Let $U$ be an open set in $\Bbb C$ and $f\in H(U)$.
Fix a point $z\in U$. Consider the line integral $$\displaystyle \oint_{\partial D(z,\varepsilon)} \frac{f(\zeta)-f(z)}{\zeta-z}$$
Since $\frac{f(\zeta)-f(z)}{\zeta-z}$ is continuous on $U-\{z\}$ and $[0,2\pi]$ is compact,
$$\sup_{\theta\in [0,2\pi]} \lvert\frac{f(\zeta)-f(z)}{\zeta-z} \rvert$$ exists and is equal to $$\max_{\theta\in [0,2\pi]} \lvert\frac{f(\zeta)-f(z)}{\zeta-z} \rvert$$
Hence, $$\lvert\displaystyle \oint_{\partial D(z,\varepsilon)} \frac{f(\zeta)-f(z)}{\zeta-z}\rvert \le \sup_{\theta\in [0,2\pi]} \lvert\frac{f(\zeta)-f(z)}{\zeta-z} \rvert 2\pi\varepsilon \to 0 \;\;\text{as } \varepsilon \to 0$$
We get $\displaystyle \oint_{\partial D(z,\varepsilon)} \frac{f(\zeta)-f(z)}{\zeta-z}=0$.
Is my argument correct?
Thanks for your helping.
You have demonstrated that $$ \lim_{\varepsilon \to 0}\oint_{\partial D(z,\varepsilon)} \frac{f(\zeta)-f(z)}{\zeta-z} \, d\zeta = 0 \, . $$ In order to show that the integral itself it zero you would have to show that it is independent of $\varepsilon$. That is correct but requires some justification.

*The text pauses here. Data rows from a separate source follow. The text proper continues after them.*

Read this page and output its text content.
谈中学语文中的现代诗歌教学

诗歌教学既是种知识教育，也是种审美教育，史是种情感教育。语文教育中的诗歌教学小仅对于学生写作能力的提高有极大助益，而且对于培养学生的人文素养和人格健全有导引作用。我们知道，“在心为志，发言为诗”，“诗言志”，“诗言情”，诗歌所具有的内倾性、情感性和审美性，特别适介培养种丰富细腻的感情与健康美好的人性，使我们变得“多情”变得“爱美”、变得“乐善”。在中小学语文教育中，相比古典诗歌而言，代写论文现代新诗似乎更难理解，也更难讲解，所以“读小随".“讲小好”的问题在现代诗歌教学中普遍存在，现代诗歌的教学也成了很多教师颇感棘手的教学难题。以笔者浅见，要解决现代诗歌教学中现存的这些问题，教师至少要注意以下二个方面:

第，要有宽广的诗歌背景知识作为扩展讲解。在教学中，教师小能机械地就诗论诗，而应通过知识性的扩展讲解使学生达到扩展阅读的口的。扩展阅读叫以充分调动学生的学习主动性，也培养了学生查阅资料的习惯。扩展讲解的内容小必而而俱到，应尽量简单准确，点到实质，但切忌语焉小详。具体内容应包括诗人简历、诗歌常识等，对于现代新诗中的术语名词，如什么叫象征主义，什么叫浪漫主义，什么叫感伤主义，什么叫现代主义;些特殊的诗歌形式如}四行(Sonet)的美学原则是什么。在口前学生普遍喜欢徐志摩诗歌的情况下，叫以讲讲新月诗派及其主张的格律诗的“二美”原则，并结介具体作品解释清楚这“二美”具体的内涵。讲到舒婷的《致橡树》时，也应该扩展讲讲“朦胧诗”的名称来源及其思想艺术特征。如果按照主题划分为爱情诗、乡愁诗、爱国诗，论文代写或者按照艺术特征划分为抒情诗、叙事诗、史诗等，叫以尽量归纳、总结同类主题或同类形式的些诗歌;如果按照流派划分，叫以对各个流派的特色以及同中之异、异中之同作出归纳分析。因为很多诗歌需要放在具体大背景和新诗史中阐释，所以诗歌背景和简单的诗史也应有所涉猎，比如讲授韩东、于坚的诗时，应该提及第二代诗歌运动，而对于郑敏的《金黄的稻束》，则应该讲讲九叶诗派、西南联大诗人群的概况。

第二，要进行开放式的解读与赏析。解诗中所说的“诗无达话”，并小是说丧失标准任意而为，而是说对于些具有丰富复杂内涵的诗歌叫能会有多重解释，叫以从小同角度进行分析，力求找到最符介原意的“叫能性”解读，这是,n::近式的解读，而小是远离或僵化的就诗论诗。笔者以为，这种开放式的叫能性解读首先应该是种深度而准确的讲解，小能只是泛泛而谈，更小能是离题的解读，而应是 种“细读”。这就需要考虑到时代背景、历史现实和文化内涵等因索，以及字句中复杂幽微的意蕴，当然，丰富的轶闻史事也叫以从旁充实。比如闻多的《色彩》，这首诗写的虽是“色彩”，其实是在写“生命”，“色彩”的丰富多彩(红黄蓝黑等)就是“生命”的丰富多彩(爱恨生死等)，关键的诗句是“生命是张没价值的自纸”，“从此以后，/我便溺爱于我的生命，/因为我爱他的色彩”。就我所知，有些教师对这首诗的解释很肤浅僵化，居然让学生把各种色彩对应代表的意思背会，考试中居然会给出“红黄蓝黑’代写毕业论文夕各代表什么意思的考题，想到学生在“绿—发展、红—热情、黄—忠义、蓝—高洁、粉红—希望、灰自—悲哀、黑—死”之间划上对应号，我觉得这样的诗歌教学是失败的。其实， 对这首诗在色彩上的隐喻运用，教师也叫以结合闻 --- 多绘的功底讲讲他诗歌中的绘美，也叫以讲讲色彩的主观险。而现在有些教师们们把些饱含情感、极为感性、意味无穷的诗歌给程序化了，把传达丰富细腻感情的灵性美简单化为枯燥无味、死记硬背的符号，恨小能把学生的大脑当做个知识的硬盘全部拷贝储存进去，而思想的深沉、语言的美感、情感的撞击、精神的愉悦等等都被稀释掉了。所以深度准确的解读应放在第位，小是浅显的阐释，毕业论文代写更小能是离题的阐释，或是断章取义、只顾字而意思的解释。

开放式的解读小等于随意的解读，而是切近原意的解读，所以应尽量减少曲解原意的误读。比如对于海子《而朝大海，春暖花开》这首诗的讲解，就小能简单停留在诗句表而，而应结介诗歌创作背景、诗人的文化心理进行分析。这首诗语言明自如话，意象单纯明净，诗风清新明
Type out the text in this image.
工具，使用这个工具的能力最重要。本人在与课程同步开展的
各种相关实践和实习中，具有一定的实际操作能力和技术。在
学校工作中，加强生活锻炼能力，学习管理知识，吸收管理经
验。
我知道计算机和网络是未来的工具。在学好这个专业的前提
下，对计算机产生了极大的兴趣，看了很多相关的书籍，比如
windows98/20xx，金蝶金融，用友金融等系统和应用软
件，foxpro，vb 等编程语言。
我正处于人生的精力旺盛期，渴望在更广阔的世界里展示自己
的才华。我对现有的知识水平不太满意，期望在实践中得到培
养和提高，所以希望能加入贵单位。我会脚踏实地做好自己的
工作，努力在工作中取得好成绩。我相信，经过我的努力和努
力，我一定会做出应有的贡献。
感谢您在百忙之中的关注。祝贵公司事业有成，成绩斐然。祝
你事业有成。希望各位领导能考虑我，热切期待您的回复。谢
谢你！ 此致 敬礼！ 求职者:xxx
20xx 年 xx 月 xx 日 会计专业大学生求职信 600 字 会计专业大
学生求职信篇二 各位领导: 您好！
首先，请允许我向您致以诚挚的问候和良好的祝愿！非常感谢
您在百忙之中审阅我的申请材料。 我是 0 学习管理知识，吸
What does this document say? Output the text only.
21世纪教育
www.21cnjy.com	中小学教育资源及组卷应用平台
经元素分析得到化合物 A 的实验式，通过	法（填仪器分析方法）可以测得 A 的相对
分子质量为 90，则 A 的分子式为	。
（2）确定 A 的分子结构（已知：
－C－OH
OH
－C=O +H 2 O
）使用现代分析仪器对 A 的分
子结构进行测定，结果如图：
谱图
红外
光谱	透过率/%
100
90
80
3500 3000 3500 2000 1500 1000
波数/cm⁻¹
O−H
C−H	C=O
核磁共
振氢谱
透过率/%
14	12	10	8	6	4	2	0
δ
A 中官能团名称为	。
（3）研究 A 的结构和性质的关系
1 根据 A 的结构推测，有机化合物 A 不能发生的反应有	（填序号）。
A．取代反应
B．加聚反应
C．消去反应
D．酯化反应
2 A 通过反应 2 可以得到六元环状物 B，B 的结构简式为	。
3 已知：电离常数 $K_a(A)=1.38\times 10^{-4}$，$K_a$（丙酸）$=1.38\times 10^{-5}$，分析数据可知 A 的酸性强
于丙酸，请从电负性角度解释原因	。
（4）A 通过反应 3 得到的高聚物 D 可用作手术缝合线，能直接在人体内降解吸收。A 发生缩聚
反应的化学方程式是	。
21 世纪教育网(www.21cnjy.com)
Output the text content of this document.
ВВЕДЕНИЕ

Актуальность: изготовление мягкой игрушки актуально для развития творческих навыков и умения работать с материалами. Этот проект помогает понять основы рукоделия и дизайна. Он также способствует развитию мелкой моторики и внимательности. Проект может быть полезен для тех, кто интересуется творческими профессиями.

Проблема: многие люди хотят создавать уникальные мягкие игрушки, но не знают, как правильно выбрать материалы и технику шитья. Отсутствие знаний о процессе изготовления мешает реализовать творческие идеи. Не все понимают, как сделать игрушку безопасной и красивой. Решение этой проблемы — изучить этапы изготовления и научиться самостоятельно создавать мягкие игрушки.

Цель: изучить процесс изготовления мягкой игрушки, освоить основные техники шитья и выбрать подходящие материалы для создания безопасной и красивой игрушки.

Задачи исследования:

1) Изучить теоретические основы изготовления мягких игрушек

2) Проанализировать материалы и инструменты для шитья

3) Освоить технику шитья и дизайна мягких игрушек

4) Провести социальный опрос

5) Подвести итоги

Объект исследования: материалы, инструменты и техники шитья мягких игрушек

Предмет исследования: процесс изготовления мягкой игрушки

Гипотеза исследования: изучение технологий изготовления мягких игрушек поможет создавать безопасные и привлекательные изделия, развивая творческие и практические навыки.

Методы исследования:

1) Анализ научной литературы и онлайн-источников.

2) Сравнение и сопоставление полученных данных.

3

It may be easier to use Cauchy's integral theorem: The function $$ g(\zeta) = \frac{f(\zeta)-f(z)}{\zeta-z} $$ is holomorphic in $U \setminus \{ z \}$ with a removable singularity at $\zeta =z$ (because it has a limit there). It follows that $g$ can be extended homomorphically over $z$, and then Cauchy's integral theorem states that $$ \oint_{\partial D(z,\varepsilon)} \frac{f(\zeta)-f(z)}{\zeta-z} \, d\zeta = \oint_{\partial D(z,\varepsilon)} g(\zeta) \, d\zeta = 0 \, . $$